Wahai orang-orang yang beriman! Bertakwalah kamu kepada Allah dan
ucapkanlah perkataan yang benar,[70] niscaya Allah akan memperbaiki amalamalmu dan mengampuni dosa-dosamu. Dan barangsiapa menaati Allah dan RasulNya, maka sungguh, dia menang dengan kemenangan yang agung[71] (QS. alAhzab[33]: 70-71)
Merujuk pada Tafsir at-Thabari, Juz 6: 203-204, Allah memerintahkan kepada
orang-orang mukmin untuk bertakwa dan berkata yang jujur, baik, dan benar. Dengan
begitu, amal perbuatan manusia akan diperbaiki oleh-Nya. Sekaligus mendapat ampunan
atas dosa-dosa yang telah dilakukan. Sungguh keberuntungan besar akan menyertai orang
yang melakukan hal ini.
Resolusi al-Qur’an: Bijak Bermedia Sosial
Teknologi informasi yang sedemikan rupa canggihnya, tidak bisa dilepaskan dalam
kehidupan sehari-hari. Maka, wacana di media sosial yang membanjiri kehidupan, sudah
selayaknya diisi dengan nilai-nilai universal dalam al-Qur’an. Setiap elemen masyarakat
turut aktif menyambut tantangan era pascakebenaran ini. Baik pemerintah, content creator
(produsen), maupun pembaca umum.
Pemerintah dalam hal ini berkewajiban mengedukasi masyarakat terkait literasi
digital. Kemudian mengawasi arus media yang bergulir di tengah masyarakat.
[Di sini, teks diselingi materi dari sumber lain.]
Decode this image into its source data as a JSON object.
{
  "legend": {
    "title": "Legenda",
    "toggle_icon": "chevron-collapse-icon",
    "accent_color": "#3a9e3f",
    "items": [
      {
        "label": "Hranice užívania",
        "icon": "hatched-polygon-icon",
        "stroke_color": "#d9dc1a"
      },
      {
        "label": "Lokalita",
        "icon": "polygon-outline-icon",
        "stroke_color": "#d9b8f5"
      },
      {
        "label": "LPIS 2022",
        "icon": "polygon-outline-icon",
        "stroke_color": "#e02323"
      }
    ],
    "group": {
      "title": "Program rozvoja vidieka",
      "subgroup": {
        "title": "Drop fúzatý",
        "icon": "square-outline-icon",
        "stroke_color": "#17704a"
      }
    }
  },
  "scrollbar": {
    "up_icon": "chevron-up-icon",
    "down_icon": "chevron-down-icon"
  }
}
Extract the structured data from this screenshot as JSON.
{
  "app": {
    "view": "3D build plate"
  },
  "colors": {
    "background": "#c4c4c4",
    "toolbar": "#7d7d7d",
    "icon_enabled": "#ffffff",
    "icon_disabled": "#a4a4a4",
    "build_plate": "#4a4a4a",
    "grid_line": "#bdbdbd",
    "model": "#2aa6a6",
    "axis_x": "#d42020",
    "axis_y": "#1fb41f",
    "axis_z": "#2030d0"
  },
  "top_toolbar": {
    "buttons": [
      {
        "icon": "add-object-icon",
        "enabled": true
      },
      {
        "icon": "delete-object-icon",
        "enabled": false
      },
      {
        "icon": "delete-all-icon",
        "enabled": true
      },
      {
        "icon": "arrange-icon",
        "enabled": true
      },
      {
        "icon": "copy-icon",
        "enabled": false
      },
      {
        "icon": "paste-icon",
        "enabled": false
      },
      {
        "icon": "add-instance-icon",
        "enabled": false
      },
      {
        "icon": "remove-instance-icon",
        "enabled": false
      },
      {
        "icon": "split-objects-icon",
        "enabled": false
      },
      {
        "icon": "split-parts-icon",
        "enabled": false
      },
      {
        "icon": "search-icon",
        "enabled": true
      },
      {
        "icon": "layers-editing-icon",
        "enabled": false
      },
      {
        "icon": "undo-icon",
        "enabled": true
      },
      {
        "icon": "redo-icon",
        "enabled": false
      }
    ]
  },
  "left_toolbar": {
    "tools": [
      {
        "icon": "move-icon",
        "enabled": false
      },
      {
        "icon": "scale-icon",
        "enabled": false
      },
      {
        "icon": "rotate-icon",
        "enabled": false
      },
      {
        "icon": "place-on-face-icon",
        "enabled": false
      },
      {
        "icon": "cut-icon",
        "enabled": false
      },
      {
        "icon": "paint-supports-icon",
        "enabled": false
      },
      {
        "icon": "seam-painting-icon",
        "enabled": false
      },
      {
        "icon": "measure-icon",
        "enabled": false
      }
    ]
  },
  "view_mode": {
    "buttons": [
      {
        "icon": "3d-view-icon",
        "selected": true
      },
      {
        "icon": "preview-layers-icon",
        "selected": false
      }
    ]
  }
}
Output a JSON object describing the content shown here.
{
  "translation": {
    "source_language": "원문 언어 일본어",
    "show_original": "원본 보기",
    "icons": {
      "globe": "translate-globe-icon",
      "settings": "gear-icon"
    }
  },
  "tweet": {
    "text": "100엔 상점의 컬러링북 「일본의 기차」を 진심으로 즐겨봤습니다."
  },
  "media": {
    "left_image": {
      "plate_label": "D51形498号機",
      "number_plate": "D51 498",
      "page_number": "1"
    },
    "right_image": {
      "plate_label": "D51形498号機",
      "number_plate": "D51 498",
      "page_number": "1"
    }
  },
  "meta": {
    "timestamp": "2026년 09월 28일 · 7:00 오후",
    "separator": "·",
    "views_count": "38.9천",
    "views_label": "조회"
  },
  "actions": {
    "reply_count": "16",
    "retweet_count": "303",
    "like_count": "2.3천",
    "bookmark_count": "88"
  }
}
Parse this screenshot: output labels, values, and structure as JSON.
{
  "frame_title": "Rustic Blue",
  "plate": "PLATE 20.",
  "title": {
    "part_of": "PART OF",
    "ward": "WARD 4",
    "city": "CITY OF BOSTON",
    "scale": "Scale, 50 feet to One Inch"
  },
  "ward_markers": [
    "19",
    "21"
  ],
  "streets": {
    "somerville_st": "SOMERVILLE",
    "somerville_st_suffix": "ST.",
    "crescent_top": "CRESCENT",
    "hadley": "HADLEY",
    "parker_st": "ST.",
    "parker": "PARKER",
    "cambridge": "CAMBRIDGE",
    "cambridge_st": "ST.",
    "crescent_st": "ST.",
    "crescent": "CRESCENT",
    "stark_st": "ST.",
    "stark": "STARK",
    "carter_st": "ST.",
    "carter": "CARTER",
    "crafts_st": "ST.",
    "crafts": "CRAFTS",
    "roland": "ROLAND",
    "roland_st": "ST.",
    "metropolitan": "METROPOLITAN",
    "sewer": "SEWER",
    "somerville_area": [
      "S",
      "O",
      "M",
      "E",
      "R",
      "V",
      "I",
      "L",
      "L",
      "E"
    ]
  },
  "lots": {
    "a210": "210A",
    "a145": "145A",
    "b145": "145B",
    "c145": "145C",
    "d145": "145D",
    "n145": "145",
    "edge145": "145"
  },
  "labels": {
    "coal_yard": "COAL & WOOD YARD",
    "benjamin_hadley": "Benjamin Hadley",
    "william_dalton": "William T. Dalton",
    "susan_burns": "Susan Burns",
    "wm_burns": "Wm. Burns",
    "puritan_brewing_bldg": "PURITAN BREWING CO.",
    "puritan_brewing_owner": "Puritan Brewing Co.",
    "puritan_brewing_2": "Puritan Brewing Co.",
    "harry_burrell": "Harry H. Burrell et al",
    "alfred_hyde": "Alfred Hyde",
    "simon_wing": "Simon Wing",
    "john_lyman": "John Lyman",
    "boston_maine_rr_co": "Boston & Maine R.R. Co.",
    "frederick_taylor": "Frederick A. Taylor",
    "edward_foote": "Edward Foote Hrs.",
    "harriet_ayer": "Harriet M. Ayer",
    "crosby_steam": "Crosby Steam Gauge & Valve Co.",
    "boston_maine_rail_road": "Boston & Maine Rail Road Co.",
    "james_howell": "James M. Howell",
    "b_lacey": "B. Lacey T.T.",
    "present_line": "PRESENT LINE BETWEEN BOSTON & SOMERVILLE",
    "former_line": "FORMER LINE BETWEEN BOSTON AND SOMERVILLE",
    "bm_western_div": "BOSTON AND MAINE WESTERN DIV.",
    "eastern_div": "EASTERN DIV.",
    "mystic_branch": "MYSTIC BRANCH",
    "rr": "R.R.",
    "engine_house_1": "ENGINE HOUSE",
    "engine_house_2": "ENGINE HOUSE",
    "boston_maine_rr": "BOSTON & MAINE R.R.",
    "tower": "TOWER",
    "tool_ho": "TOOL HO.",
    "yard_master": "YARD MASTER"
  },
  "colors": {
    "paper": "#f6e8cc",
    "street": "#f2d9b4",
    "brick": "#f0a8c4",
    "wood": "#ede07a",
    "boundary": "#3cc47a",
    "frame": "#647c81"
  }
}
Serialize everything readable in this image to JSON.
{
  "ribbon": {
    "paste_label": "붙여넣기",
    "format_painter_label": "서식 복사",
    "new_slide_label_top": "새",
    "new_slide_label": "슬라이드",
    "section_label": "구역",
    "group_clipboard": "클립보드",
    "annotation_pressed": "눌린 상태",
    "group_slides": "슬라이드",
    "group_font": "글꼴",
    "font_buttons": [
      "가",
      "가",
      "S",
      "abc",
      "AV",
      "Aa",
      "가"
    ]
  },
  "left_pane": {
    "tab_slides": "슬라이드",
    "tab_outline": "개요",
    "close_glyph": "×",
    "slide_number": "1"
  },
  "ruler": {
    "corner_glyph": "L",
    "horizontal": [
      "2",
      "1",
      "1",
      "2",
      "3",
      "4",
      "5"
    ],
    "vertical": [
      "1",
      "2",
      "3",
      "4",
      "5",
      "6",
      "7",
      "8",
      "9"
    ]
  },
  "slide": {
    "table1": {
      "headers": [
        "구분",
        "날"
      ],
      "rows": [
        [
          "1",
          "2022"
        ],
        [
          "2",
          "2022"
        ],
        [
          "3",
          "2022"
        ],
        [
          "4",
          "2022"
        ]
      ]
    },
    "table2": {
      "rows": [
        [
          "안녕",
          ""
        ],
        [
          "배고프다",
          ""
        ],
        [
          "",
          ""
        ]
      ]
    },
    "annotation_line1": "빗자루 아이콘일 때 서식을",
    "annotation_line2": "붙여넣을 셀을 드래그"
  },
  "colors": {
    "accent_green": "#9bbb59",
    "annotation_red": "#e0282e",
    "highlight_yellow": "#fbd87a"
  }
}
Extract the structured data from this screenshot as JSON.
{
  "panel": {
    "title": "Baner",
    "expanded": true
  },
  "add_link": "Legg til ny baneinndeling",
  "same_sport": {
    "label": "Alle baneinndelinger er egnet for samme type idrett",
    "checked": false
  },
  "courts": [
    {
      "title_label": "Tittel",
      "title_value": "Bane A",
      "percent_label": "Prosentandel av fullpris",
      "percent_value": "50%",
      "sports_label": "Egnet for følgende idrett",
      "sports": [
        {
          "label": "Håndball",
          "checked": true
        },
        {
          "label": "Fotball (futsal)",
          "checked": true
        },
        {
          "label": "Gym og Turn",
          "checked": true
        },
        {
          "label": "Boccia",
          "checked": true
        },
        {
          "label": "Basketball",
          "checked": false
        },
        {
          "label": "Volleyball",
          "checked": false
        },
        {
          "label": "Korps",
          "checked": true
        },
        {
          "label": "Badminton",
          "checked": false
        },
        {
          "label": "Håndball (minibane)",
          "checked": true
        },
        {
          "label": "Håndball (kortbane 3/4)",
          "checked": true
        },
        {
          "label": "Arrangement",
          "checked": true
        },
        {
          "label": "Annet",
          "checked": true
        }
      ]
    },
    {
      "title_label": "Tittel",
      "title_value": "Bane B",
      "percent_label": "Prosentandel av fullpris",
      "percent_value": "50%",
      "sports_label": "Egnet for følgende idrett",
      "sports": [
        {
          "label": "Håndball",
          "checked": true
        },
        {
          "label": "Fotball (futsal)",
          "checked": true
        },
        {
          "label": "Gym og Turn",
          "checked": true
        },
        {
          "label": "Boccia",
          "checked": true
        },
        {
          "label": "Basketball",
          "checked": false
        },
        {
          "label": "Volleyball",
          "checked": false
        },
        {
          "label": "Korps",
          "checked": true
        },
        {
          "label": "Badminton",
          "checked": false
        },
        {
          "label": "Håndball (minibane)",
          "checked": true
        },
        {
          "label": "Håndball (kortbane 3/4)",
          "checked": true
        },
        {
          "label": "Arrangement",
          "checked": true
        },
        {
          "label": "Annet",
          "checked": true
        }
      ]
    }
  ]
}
Ruang-ruang
berekspresi di dunia digital dibatasi bagi para penyebar konten yang bermuatan negatif
berdasar pada undang-undang yang telah disusun secara matang.
Bagi para content creator, menjadi sebuah keharusan untuk melandasi data dan
informasi yang dibagikan adalah sebuah kebenaran dan memiliki nilai manfaat. Sehingga
konten-konten dalam platform digital dinikmati sesuai tujuan syariat, yakni kemaslahatan
umat. Bukan berupa hoax, ujaran kebencian, atau bersifat provokatif yang dapat
menimbulkan perpecahan dan konflik di masyarakat.
Sementara bagi para konsumen media online, sikap kritis dan klarifikasi untuk
mencari kebenaran adalah kebijaksanaan dalam bermedia sosial. Hal ini karena sulitnya
membendung derasnya arus informasi yang terjadi di era post-truth. Padahal, bukan sebuah
acuan bahwa pendapat yang ramai dibicarakan atau banyak diikuti adalah kebenaran.
Selain itu, meminjam istilah Nadirsyah Hosein, saring sebelum sharing, untuk
menghambat laju informasi yang belum pasti kebenarannya.
Akhirnya, ketika al-Qur’an sepenuhnya dapat dipahami dalam ranah digital, maka
tidak hanya muslim, seluruh umat manusia akan merasakan kedamaian dalam bermedia
sosial di tengah era pascakebenaran.